Sana Aiyar – Indians in Kenya
Alan Cobley – On the shoulders of giants: The black petty bourgeoisie in politics and society in South Africa, 1924-1948
Jack Dalziel on the early history of the Presbyterian history in South Africa and various other sources (forthcoming publication)
Heyman Mandlakayise Zituta, The spatial planning of racial residential segregation in King William’s Town 1826-1991 amongst others
Norman Parsons Jewell – On call in Africa in war and peace, 1910-1932

Gaia United

Trying to understand a linked phenomenon, it was suggested I have a look at Gaia theory which I did – by reading Gaia: The practical science of planetary medicine by James Lovelock (1991). It reminded me much of Smuts’ Holism and Evolution (1925), although more scientific, visual and practical, and much easier to follow.

Gaia Theory in case you don’t know, is the ‘present theory that sees the Earth as a system where the evolution of the organisms is tightly coupled to the evolution of their environment. Self-regulation of climate and chemical composition are emergent properties of the system. The theory has a mathematical basis in the model “Daisyworld”.’ (Lovelock, p188)

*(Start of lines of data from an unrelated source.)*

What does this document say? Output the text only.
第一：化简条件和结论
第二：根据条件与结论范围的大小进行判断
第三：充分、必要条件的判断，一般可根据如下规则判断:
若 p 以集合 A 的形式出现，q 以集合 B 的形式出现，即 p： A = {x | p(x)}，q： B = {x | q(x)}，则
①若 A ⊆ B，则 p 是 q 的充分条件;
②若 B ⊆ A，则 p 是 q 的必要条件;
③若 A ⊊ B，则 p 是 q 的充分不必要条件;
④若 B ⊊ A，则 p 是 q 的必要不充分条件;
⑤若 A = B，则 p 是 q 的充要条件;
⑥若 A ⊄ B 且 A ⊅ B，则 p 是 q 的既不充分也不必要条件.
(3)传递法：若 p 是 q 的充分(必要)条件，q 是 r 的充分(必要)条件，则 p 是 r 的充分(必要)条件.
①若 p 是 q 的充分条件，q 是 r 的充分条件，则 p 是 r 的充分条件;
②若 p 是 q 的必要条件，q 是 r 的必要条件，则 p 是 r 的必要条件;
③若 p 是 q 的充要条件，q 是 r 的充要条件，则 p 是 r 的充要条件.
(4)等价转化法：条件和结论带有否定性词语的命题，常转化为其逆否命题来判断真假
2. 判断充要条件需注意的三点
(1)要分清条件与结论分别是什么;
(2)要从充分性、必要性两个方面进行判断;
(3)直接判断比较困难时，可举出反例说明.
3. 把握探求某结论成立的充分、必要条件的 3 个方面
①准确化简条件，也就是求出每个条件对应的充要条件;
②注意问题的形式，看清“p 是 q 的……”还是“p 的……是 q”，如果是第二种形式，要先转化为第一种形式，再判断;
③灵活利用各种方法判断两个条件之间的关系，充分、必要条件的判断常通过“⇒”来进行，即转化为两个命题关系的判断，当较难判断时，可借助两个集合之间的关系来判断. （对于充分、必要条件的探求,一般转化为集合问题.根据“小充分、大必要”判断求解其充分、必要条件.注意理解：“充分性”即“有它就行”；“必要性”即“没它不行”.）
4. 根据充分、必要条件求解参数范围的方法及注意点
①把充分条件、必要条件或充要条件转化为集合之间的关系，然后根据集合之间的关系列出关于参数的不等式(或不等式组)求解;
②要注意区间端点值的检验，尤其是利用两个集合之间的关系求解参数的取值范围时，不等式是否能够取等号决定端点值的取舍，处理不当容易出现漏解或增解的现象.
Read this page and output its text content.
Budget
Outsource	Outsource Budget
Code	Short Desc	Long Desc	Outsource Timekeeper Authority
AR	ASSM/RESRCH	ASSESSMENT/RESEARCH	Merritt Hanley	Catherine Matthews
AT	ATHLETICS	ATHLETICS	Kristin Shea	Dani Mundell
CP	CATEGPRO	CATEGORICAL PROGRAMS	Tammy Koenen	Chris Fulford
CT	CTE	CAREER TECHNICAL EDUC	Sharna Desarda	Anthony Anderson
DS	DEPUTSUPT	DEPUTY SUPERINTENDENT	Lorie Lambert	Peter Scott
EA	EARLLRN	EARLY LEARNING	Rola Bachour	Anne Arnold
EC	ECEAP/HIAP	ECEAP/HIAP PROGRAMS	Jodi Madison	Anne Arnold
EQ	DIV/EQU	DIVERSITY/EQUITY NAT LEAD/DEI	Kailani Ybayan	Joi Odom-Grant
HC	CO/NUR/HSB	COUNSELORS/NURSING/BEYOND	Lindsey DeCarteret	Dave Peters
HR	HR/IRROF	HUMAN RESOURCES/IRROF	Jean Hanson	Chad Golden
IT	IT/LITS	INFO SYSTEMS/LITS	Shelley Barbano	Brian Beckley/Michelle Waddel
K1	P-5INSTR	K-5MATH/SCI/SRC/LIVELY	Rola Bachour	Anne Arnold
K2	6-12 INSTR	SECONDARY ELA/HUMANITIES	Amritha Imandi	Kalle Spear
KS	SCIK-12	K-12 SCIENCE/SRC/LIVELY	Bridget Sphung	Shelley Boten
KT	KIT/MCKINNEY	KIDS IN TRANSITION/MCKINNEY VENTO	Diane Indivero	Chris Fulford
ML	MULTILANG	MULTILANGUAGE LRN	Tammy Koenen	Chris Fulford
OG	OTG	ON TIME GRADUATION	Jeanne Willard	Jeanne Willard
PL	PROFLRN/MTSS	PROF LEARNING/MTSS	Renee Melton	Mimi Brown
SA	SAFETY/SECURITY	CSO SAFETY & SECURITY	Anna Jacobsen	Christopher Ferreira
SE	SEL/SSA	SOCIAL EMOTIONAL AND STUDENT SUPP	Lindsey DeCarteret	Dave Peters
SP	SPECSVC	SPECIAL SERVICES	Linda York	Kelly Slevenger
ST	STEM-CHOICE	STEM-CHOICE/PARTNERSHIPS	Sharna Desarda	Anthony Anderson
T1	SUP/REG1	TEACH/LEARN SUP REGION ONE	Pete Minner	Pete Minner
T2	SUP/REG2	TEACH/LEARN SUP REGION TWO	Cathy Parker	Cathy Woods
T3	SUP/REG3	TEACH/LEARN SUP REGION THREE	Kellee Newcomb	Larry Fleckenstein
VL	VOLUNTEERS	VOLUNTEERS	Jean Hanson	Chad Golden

What has been striking is how Lovelock had to struggle to get his theories and hypotheses recognised as he was outside of traditional thinking. Predictions he was making at the time the book was published are now being evidenced, in particular climate change.

One of the things Lovelock mentions which fits with my historical outlook is Disseminated Primatemaia – a plague of people. This is referred to in a different way by Marthe Kiley-Worthington in Family are the Friends you Choose. The arrogance of mankind that Lovelock refers to with his plague of people and their attitude to the universe or gaia is clearly seen in the most recent colonisation actions by superpowers – no doubt the earlier colonisers – Rome, Greece, Ottomans, Austria-Hungarians, Armenians, Aksumite etc all had similar thoughts and views in seeing their way to dominate great swathes of people and land.

They were all for union and unity under one authority. The most recent colonisers having industrialisation behind them as none previously had. The result being the destruction of Africa’s climate and ecology (and here I think specifically of Tsavo area in Kenya and lands below Kilimanjaro in Tanzania) and that of gaia which Lovelock writes. (The same case can be put for South American deforestation etc).

Back to my historical outlook – we, mankind, are our own worst enemy as long as we look out for the individual (group) and not consider how that approach impacts on the wider community and gaia. Our diversity is our strength – if we work together for gaia.